Adobe Sees Opportunity in Apple’s Aperture Abandonment


Will Adobe (NASDAQ:ADBE) be able to turn Apple’s (NASDAQ:AAPL) software transition to its own advantage? Last week Apple revealed that it was ending development of Aperture, its long-running professional photo editing and management application. Well-connected Apple commentator Jim Dalrymple was the first to break the news via his blog The Loop.

“With the introduction of the new Photos app and iCloud Photo Library, enabling you to safely store all of your photos in iCloud and access them from anywhere, there will be no new development of Aperture,” said Apple in a statement provided to The Loop. “When Photos for OS X ships next year, users will be able to migrate their existing Aperture libraries to Photos for OS X.” While development of Apple’s other professional applications — such as Logic Pro and Final Cut Pro — will continue, Dalrymple noted that the new Photos app would also replace iPhoto.

Apple later clarified the transition process in a statement to TechCrunch that revealed that compatibility updates would be provided to allow Aperture to run on OS X Yosemite. However, there will be no further development of the application after the compatibility updates.

Although Apple briefly highlighted some of the new Photos app features at the Worldwide Developers Conference earlier this month, it is unclear if the new app offers the same level of professional editing tools that are found in Aperture.
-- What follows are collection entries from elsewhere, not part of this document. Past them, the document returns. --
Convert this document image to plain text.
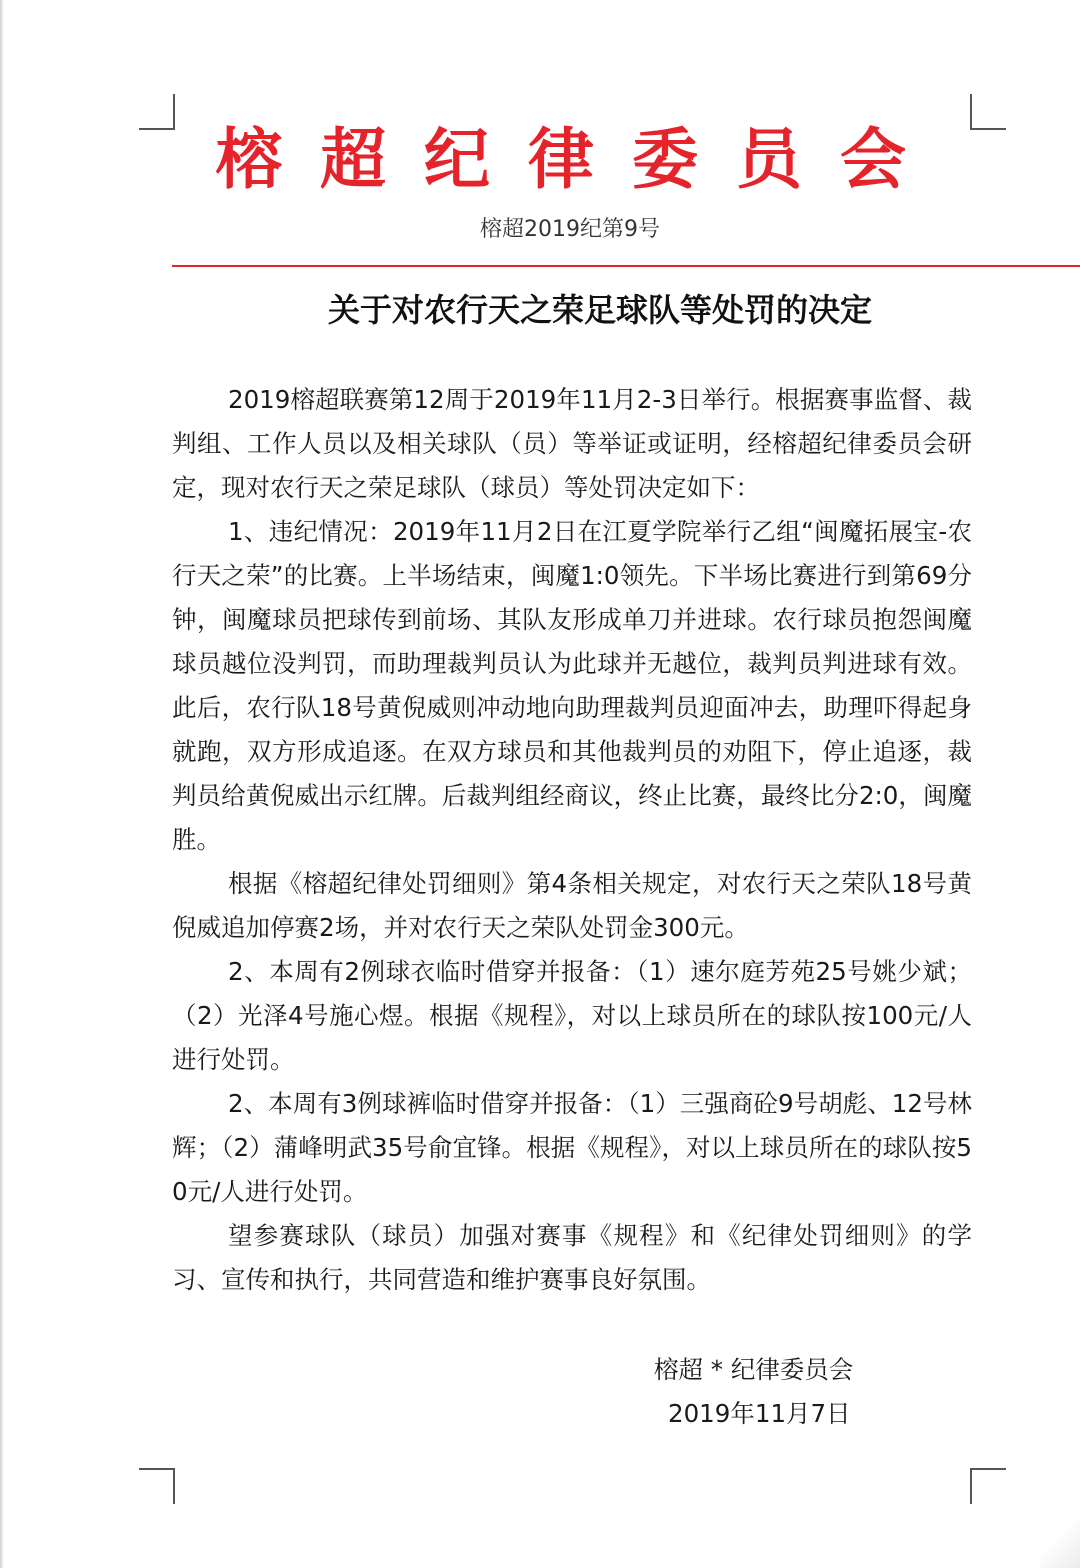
榕超纪律委员会
榕超2019纪第9号
关于对农行天之荣足球队等处罚的决定

2019榕超联赛第12周于2019年11月2-3日举行。根据赛事监督、裁判组、工作人员以及相关球队（员）等举证或证明，经榕超纪律委员会研定，现对农行天之荣足球队（球员）等处罚决定如下：

1、违纪情况：2019年11月2日在江夏学院举行乙组“闽魔拓展宝-农行天之荣”的比赛。上半场结束，闽魔1:0领先。下半场比赛进行到第69分钟，闽魔球员把球传到前场、其队友形成单刀并进球。农行球员抱怨闽魔球员越位没判罚，而助理裁判员认为此球并无越位，裁判员判进球有效。此后，农行队18号黄倪威则冲动地向助理裁判员迎面冲去，助理吓得起身就跑，双方形成追逐。在双方球员和其他裁判员的劝阻下，停止追逐，裁判员给黄倪威出示红牌。后裁判组经商议，终止比赛，最终比分2:0，闽魔胜。

根据《榕超纪律处罚细则》第4条相关规定，对农行天之荣队18号黄倪威追加停赛2场，并对农行天之荣队处罚金300元。

2、本周有2例球衣临时借穿并报备：（1）速尔庭芳苑25号姚少斌；（2）光泽4号施心煜。根据《规程》，对以上球员所在的球队按100元/人进行处罚。

2、本周有3例球裤临时借穿并报备：（1）三强商砼9号胡彪、12号林辉；（2）蒲峰明武35号俞宜锋。根据《规程》，对以上球员所在的球队按50元/人进行处罚。

望参赛球队（球员）加强对赛事《规程》和《纪律处罚细则》的学习、宣传和执行，共同营造和维护赛事良好氛围。

榕超 * 纪律委员会
2019年11月7日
While it’s still not known if Apple is completely abandoning professional-level photo editing software in favor of a more mainstream application, Adobe is betting that many Apple users who are professional photographers may not stick around to find out.

In a post on the blog, Adobe Vice President of Products and Digital Imaging Winston Hendrickson invited Apple’s Aperture users to migrate to Lightroom, Adobe’s own professional photo editing and management application. “Today, Apple announced they will no longer be developing Aperture in light of their new photography app for OS X,” wrote Hendrickson. “If you are an Aperture or iPhoto customer looking for change, check out our new Creative Cloud Photography plan announced last week, or our standalone Lightroom app for your desktop as alternatives.”

While Apple only recently announced that it was ceasing development of Aperture, as noted by MacRumors, the Cupertino-based company has not issued a major update for the software since October 2013. In his blog post, Hendrickson appeared eager to assure Aperture users that Adobe was committed to the continued development of its professional photo editing app.

“Put simply we’re doubling down on our investments in Lightroom and the new Creative Cloud Photography plan and you can expect to see a rich roadmap of rapid innovation for desktop, web and device workflows in the coming weeks, months and years,” wrote Hendrickson. “We also continue to invest actively on the iOS and OSX platforms, and are committed to helping interested iPhoto and Aperture customers migrate to our rich solution across desktop, device and web workflows.”

While it remains to be seen if Adobe’s attempt to lure Aperture users away from Apple’s new Photos app will be successful, the software maker obviously sees an opportunity in Apple’s decision to end development of its longtime professional photo editing app. Although OS X Yosemite will publicly launch this fall, Photos for OS X won’t launch until early 2015.